Curatore di corsi e laboratori sugli audiovisivi nelle scuole,
collabora per alcuni anni con il prof. Mario Brenta, docente di “Teorie
e tecniche del linguaggio cinematografico”
presso i Corsi di Laurea in Scienze della Comunicazione e DAMS dell’Università
di Padova.
Davide Boldrini
Direttore de "L' eco del varesotto"
Aurelio Grimaldi
E’ uno scrittore, regista e sceneggiatore cinematografico
siciliano. Iniziò la sua carriera come maestro elementare
nonché insegnante nelle carceri e negli istituti minorili.
Alla fine degli anni Ottanta uscì la sua opera letteraria
forse più famosa ‘Mery per sempre’, scritta nella sua amata
Luino, da cui Risi ricaverà un film. A partire da quegli
anni si avvicinò sempre più al mondo del cinema esordendo
come regista in ‘La discesa di Aclà a Floristella’, presentato
al Festival del cinema di Venezia.
Con il successivo ‘La ribelle’, con Penélope Cruz, ebbe l’opportunità
di affacciarsi al Festival di Locarno, ma la consacrazione
avvenne nel 1994 con ‘Le buttane’, opera tratta da un suo
libro che venne presentata al Festival di Cannes e che
vinse il premio della critica al Festival di Rotterdam.
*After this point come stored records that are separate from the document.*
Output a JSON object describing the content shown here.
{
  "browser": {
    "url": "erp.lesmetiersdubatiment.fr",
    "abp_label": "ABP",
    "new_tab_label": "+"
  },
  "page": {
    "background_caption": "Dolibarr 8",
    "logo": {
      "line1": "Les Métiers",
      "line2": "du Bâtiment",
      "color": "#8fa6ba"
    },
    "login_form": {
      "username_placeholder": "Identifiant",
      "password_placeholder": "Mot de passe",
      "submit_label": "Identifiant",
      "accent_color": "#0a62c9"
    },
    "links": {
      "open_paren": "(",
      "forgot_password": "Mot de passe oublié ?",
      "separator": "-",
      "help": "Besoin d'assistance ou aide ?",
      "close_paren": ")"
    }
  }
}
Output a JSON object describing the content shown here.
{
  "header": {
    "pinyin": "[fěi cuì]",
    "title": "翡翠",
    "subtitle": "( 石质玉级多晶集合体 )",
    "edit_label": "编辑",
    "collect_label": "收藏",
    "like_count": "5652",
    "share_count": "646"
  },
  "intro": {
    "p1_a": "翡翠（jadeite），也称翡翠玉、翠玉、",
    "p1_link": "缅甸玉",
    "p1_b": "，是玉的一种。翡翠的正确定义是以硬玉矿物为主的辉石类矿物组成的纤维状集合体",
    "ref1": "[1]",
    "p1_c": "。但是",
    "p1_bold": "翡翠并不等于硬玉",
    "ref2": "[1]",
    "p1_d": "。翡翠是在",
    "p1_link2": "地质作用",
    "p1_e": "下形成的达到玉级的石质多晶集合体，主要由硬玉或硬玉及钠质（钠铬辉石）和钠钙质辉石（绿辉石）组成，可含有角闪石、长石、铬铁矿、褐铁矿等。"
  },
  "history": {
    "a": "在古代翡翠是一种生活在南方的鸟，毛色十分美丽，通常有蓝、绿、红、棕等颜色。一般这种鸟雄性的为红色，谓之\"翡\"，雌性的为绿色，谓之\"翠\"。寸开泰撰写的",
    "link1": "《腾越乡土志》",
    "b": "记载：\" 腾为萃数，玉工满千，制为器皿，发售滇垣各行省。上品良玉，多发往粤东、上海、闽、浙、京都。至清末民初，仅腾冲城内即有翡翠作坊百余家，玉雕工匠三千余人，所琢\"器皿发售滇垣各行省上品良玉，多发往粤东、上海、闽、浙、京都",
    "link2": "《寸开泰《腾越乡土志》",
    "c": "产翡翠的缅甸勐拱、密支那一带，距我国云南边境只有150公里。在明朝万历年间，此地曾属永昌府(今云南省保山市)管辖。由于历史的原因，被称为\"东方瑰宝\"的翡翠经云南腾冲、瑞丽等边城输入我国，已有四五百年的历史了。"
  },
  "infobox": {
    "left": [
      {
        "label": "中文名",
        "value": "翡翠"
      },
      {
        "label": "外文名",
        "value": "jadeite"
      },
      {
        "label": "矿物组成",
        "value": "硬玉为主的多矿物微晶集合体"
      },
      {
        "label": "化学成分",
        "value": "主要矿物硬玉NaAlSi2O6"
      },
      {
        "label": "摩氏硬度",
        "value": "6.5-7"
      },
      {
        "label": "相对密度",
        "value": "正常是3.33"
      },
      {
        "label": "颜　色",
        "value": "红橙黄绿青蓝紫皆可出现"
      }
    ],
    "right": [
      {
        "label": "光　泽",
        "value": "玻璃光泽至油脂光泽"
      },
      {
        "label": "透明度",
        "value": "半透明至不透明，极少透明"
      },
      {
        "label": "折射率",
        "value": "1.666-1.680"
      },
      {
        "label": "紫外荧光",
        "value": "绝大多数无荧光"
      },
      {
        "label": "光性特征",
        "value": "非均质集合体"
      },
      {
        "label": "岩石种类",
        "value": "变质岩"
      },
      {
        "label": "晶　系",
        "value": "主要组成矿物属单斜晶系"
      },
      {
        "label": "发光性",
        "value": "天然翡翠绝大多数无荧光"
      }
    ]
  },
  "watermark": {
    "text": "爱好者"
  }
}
Durante la sua carriera in qualità di sceneggiatore collaborò
con grandi del cinema italiano quali Damiano Damiani
e Tinto Brass. Questi incontri lo portarono ad aprire una
parentesi sull’erotismo d’autore durante la quale Alba
Parietti venne consacrata a sex symbol del cinema italiano
ma che lo vide oggetto di dure critiche.
Molte delle sue pellicole hanno avuto come location esterne le strade di
Termini Imerese e Palermo. Nel 2004 avviò le riprese di un
film sulla prigionia di Aldo Moro, girato in Inghilterra
con la partecipazione di Roshan Seth come interprete dello
statista democristiano. L’anno successivo uscì L’educazione
sentimentale di Eugenie, ultima sua fatica cinematografica,
in cui il regista torna sul tema erotico seppur
in un film in costume ambientato nel XVIII secolo, film che
lancia la giovane e sensuale Sara Sartini che in seguito
parteciperà a numerose fiction quali Distretto di polizia
e La nuova squadra.
L’attività cinematografica di Grimaldi
non ha precluso la continuazione della sua carriera letteraria
che vide la pubblicazione di alcune opere soprattutto
negli anni Novanta.
Gli alunni delle classi 2A-2B SUS della scuola «L.Cobianchi» di Verbania.